NLDS: Cards vs. Pads: Boomer Goes Bust

It’s one thing to lose a game to the heavy hitting of Albert Pujols and the masterful pitching of Chris Carpenter. It’s yet another to fall to Pujols and Jeff Weaver. The Padres have managed to do both, and now head to St. Louis in order to fend off elimination as many as three times.

If Game 2 of the Padres-Cardinals NLDS was going to hinge on the dominant performance of a starter, most fans would’ve expected that to be a gutty, into-the-sunset outing from David Wells. Boomer pitched reasonably well: he allowed two runs while scattering seven hits before leaving for pinch-hitter Ryan Klesko in the bottom of the fifth. At only 69 pitches, he surely could’ve lasted longer, but with the outstanding Friars bullpen waiting to take over, there was no reason for manager Bruce Bochy to push him further.

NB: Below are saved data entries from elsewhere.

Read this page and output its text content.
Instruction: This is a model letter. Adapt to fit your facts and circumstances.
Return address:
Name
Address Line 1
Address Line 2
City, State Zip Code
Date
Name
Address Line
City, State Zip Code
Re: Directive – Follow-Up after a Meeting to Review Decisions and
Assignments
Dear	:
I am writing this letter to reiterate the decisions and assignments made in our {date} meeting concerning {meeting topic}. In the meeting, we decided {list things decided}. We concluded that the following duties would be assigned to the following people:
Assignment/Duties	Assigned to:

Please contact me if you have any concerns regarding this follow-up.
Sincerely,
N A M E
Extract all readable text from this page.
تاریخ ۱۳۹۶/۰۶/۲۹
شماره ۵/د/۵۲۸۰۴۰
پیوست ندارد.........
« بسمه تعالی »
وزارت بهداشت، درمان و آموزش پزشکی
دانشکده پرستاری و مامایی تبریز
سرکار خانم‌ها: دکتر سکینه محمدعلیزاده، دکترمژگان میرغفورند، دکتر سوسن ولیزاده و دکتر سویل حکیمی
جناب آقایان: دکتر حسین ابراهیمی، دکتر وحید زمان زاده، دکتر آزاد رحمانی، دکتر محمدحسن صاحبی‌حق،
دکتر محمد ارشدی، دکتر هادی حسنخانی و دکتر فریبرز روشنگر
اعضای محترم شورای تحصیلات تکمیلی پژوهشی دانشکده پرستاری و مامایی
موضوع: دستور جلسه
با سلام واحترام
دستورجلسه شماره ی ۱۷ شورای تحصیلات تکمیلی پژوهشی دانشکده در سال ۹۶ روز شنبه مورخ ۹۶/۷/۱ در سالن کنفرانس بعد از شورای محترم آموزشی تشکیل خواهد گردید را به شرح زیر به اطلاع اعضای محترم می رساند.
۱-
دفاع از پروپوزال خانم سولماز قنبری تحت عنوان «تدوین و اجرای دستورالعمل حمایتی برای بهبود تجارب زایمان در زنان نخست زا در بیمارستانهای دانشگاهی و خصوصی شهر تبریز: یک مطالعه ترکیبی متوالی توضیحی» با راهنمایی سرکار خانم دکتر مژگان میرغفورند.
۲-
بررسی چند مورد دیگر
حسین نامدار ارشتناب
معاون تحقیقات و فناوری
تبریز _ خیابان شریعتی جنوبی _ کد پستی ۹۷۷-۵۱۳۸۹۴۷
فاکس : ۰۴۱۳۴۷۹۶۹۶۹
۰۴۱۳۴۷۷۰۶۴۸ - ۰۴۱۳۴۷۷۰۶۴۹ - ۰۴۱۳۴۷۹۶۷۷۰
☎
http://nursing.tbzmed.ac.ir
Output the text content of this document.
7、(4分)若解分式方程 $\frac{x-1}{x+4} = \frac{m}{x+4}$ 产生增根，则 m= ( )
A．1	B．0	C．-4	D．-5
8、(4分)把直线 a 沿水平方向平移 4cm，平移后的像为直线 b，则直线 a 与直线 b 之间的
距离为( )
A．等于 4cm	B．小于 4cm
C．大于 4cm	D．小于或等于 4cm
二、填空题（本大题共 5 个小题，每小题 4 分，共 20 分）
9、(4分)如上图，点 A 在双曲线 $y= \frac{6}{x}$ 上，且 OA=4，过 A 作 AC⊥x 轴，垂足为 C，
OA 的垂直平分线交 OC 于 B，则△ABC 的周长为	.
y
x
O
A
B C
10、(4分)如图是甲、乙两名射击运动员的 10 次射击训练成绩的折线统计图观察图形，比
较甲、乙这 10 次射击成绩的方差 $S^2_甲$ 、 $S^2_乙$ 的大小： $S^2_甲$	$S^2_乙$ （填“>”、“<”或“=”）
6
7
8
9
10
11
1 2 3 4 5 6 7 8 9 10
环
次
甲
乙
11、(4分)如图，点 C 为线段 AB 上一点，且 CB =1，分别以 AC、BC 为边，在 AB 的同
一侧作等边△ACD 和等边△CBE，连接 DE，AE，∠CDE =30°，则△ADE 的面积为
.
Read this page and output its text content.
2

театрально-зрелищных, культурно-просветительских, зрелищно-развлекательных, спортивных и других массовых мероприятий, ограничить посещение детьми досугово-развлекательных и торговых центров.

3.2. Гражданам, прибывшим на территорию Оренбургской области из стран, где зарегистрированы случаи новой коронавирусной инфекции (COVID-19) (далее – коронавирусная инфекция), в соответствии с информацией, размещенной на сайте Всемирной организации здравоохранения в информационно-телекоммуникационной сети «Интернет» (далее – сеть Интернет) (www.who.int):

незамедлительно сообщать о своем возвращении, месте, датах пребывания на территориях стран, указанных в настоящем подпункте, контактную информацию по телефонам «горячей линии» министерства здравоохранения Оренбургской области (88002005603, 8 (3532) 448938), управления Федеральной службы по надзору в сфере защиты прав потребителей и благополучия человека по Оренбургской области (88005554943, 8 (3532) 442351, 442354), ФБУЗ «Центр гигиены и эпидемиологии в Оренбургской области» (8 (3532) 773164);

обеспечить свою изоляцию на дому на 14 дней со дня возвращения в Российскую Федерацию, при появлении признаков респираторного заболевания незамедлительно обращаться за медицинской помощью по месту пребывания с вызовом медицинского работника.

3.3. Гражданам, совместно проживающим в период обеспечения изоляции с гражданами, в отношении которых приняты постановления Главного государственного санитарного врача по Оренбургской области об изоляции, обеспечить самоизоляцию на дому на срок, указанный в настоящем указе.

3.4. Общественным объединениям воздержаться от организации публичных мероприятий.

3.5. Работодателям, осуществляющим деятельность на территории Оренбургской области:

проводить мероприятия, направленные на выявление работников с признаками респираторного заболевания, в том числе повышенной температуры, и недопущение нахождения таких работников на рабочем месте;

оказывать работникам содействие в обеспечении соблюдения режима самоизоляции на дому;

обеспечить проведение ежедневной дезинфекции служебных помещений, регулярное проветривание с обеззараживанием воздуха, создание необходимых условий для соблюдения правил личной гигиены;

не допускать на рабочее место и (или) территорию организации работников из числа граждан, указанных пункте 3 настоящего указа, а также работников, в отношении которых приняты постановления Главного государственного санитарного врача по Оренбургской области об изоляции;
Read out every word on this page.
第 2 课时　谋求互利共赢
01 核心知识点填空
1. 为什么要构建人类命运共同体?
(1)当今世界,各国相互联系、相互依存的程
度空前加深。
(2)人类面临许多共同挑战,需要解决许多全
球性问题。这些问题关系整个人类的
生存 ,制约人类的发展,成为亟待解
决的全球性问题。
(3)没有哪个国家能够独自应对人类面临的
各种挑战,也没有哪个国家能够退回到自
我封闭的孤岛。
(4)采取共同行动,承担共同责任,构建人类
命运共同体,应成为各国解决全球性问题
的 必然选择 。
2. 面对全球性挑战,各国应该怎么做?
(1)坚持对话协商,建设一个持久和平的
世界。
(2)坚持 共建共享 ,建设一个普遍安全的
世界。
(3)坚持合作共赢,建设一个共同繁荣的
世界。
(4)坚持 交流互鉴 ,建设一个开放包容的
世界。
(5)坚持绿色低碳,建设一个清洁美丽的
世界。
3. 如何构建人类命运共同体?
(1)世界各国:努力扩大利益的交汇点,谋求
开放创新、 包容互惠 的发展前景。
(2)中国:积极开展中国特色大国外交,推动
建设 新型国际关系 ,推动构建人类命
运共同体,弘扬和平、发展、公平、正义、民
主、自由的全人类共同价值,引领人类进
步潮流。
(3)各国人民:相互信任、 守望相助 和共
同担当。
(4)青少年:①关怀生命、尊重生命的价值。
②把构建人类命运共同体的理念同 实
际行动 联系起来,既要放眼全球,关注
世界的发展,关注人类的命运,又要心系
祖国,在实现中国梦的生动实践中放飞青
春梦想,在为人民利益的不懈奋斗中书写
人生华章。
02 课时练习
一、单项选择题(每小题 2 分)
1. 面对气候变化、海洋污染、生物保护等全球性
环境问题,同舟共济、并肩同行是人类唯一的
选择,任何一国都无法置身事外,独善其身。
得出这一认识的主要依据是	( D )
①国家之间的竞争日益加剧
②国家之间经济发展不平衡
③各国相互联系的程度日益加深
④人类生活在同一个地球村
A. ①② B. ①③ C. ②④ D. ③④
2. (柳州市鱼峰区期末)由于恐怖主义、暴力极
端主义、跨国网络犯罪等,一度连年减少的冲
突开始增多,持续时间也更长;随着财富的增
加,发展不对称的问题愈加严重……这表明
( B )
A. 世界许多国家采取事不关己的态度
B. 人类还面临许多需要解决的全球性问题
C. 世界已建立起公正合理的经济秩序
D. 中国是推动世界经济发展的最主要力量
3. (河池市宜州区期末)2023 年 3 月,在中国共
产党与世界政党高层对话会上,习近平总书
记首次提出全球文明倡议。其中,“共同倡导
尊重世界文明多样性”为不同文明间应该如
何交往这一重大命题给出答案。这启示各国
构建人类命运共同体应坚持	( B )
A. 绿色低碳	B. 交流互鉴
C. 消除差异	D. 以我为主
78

Instead, it was Weaver who turned in the better outing. With brother/usurper Jered in the crowd, Jeff limited the Padres to five baserunners in as many innings with the help of the typically excellent Cardinals defense. Cardinals manager Tony La Russa was just as careful with Weaver as Bochy was with Wells, replacing Weaver with Randy Flores to start the 6th. In his five innings—79 pitches in all—Weaver racked up a WPA total of 25.3%, by far the highest of any player on either team.

The only other player with a total WPA of more than 10% was—wait, you get three guesses and if the first one isn’t Pujols, you’re disqualified. Prince Albert managed the feat despite starting off the game grounding into an inning-ending double play. His none-out, RBI single in the top of the fourth was the biggest-impact event of the game; counting Albert’s free trip to second at the hands of the Padres defense, that single play improved St. Louis’s chances from 58.7% to 71.4%.

Only Jim Edmonds‘s RBI single later that inning also topped 10%, edging the Cardinals win probability from 64.5% to 74.7%. From that point on, it was a steady climb to the top, with the Padres never again exceeding a 27% chance of evening the series.

Bochy managed aggressively, plugging in Klesko with a man on first and two outs in the 5th, replacing Todd Walker with Josh Barfield against the lefty Flores in the 6th, and sending Mike Piazza to the plate as the tying run in the bottom of the 7th. Ultimately, though, he had to live or die with his starting lineup, and four hits against nine strikeouts doesn’t sound much like living to me.

The Cardinals bullpen is shaping up to be the story of the series. Chris Carpenter only went 6.1 innings on Tuesday, meaning that La Russa’s relief corps have worked 6.2 innings in the first two games. Combined, Flores, Tyler Johnson, Josh Kinney, and Adam Wainwright have struck out 10 and allowed four baserunners in that time, highlighted by Wainwright’s emergence as a rare St. Louis closer who will occasionally leave a nerve ending unfrayed. He has gotten four outs in each of the first two games, retiring half of those batters with punchouts and allowing only last night’s double to Barfield.

Of course, the Padres bullpen is nothing to sneeze at, and has performed nearly as well as their counterparts. Tonight they added another four innings of scoreless relief, getting fine work in particular from Cla Meredith, who led the team tonight in WPA. When a middle reliever tops your club in that category (with a mere 5.3%), it’s a pretty reliable sign that you don’t have much to cheer about. You can, however, project happily: should the Padres get a lead against Jeff Suppan on Saturday, they may reasonably expect to protect it.

The whole picture is not nearly so rosy for San Diego. Chris Young may stack up nicely against Suppan, but as long as the Padres offense tries to redefine “pitcher’s park” and Pujols is playing for the other guys, it’ll be a hard road just to get back to Petco and Game 5.